Tenía dieciocho años, apenas un poco más bajo que Shen Zhuo. Sus facciones aún conservaban cierta inocencia juvenil, pero sabía bien qué ángulos lo favorecían.
Shen Zhuo apenas lo miró antes de volver a la computadora.
—¿Cómo se escriben los caracteres de tu nombre?
—“Ji” de enviar un mensaje a las urracas junto al río, y “Qiao” de “que no construyan un puente el próximo año”.
Shen Zhuo asintió. El tono del joven destilaba sinceridad.
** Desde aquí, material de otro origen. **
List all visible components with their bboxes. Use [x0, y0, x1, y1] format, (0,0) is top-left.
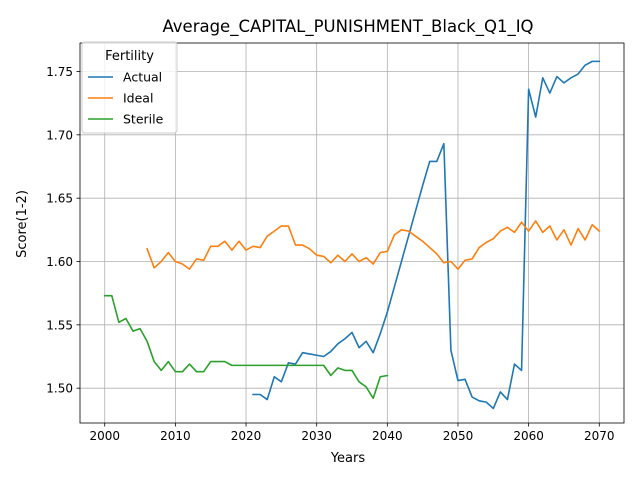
y-tick-label: 1.70	[46, 128, 73, 142]
x-tick-label: 2050	[443, 429, 474, 443]
y-tick-label: 1.55	[46, 318, 73, 332]
x-tick-label: 2070	[584, 429, 615, 443]
axis-ticks: 2000 2010 2020 2030 2040 2050 2060 2070 1.50 1.55…	[46, 65, 614, 443]
x-tick-label: 2030	[301, 429, 332, 443]
y-tick-label: 1.50	[46, 382, 73, 396]
x-tick-label: 2010	[160, 429, 191, 443]
legend-title: Fertility	[105, 49, 154, 64]
x-tick-label: 2060	[513, 429, 544, 443]
legend-frame	[81, 41, 178, 134]
series-line-sterile	[103, 294, 389, 400]
x-tick-label: 2000	[89, 429, 120, 443]
legend: Fertility Actual Ideal Sterile	[81, 41, 178, 134]
y-tick-label: 1.75	[46, 65, 73, 79]
legend-label-sterile: Sterile	[123, 112, 164, 127]
series-lines	[103, 60, 601, 410]
grid	[80, 43, 624, 423]
legend-entries: Actual Ideal Sterile	[88, 70, 164, 127]
legend-label-ideal: Ideal	[123, 91, 153, 106]
x-tick-label: 2020	[231, 429, 262, 443]
chart-title: Average_CAPITAL_PUNISHMENT_Black_Q1_IQ	[162, 17, 533, 37]
x-axis-label: Years	[330, 451, 366, 466]
legend-label-actual: Actual	[123, 70, 162, 85]
series-line-ideal	[146, 220, 601, 270]
y-tick-label: 1.60	[46, 255, 73, 269]
y-axis-label: Score(1-2)	[15, 190, 30, 258]
series-line-actual	[252, 60, 601, 410]
x-tick-label: 2040	[372, 429, 403, 443]
plot-frame	[79, 42, 625, 424]
y-tick-label: 1.65	[46, 192, 73, 206]
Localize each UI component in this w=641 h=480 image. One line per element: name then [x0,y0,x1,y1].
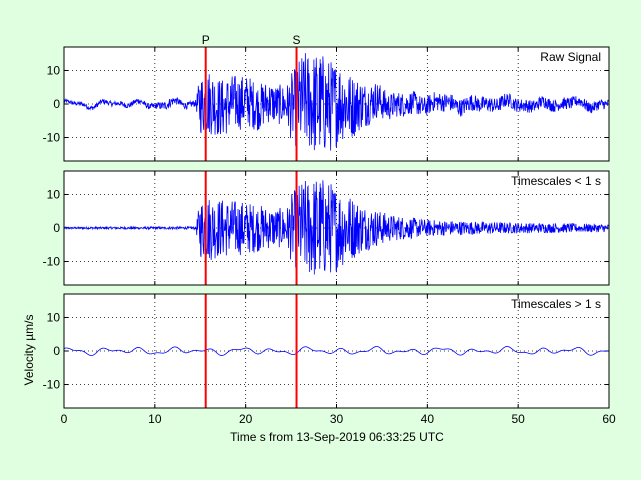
x-tick-label: 0 [61,412,68,426]
x-tick-label: 40 [421,412,435,426]
y-tick-label: -10 [43,378,61,392]
panel-title: Raw Signal [540,50,601,64]
axes-frame [63,293,610,409]
panel-3: 0 10 20 30 40 50 60 10 0 -10 Timescales > 1 s [43,293,616,426]
panel-title: Timescales < 1 s [511,174,601,188]
x-axis-label: Time s from 13-Sep-2019 06:33:25 UTC [230,430,444,444]
panel-title: Timescales > 1 s [511,297,601,311]
y-axis-label: Velocity µm/s [22,315,36,386]
x-tick-label: 50 [511,412,525,426]
y-tick-label: -10 [43,255,61,269]
x-tick-label: 10 [148,412,162,426]
panels-group: 10 0 -10 P S Raw Signal 10 0 -10 Timescales < 1 s… [43,33,616,426]
y-tick-label: 10 [47,63,61,77]
waveform-series [63,53,610,151]
axes-frame [63,170,610,286]
phase-label-p: P [202,33,210,47]
y-tick-label: 0 [53,344,60,358]
panel-2: 10 0 -10 Timescales < 1 s [43,170,610,286]
y-tick-label: 0 [53,221,60,235]
y-tick-label: -10 [43,131,61,145]
waveform-series [63,180,610,275]
y-tick-label: 0 [53,97,60,111]
x-tick-label: 60 [602,412,616,426]
axes-frame [63,46,610,162]
x-tick-label: 30 [330,412,344,426]
waveform-series [63,346,610,356]
panel-1: 10 0 -10 P S Raw Signal [43,33,610,162]
y-tick-label: 10 [47,187,61,201]
phase-label-s: S [293,33,301,47]
x-tick-label: 20 [239,412,253,426]
y-tick-label: 10 [47,310,61,324]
—Señor Shen, lo admiro desde mis años universitarios. Siempre he deseado graduarme pronto para aprender más de usted. Incluso he impreso todas sus publicaciones. Mire, estos son mis apuntes…
—No hace falta postularse. No tomo alumnos. Y mi campo no es el adecuado para ti.
Lo interrumpió sin miramientos, se levantó, apagó el ordenador y entregó la lista al decano.
—Estos candidatos a doctorado pueden entrar a mi equipo. El resto, no. Regrésalos.
—¿Eh? —el decano se quedó boquiabierto—. ¿Cómo va a devolver a estudiantes tan excepcionales?
—Importaciones paralelas —zanjó Shen Zhuo.
Miró la hora, abrazó el portátil y se marchó al laboratorio. No se volvió ni una vez. Su figura desapareció por el pasillo bajo la mirada de Su Jiqiao. La admiración, la hostilidad o el amor de los demás eran cosas que Shen Zhuo daba por sentadas, carentes de valor. Y Su Jiqiao lo comprendió muy pronto. Quizá, si en aquel momento hubiera aceptado esa realidad, podría haber buscado otro camino, otro método, hasta otra personalidad para acercarse a él.
Pero no lo hizo.
El brillante y querido Su Jiqiao, admirado en sus años de estudiante, se estrelló de la manera más dura contra el frío e implacable Shen Zhuo.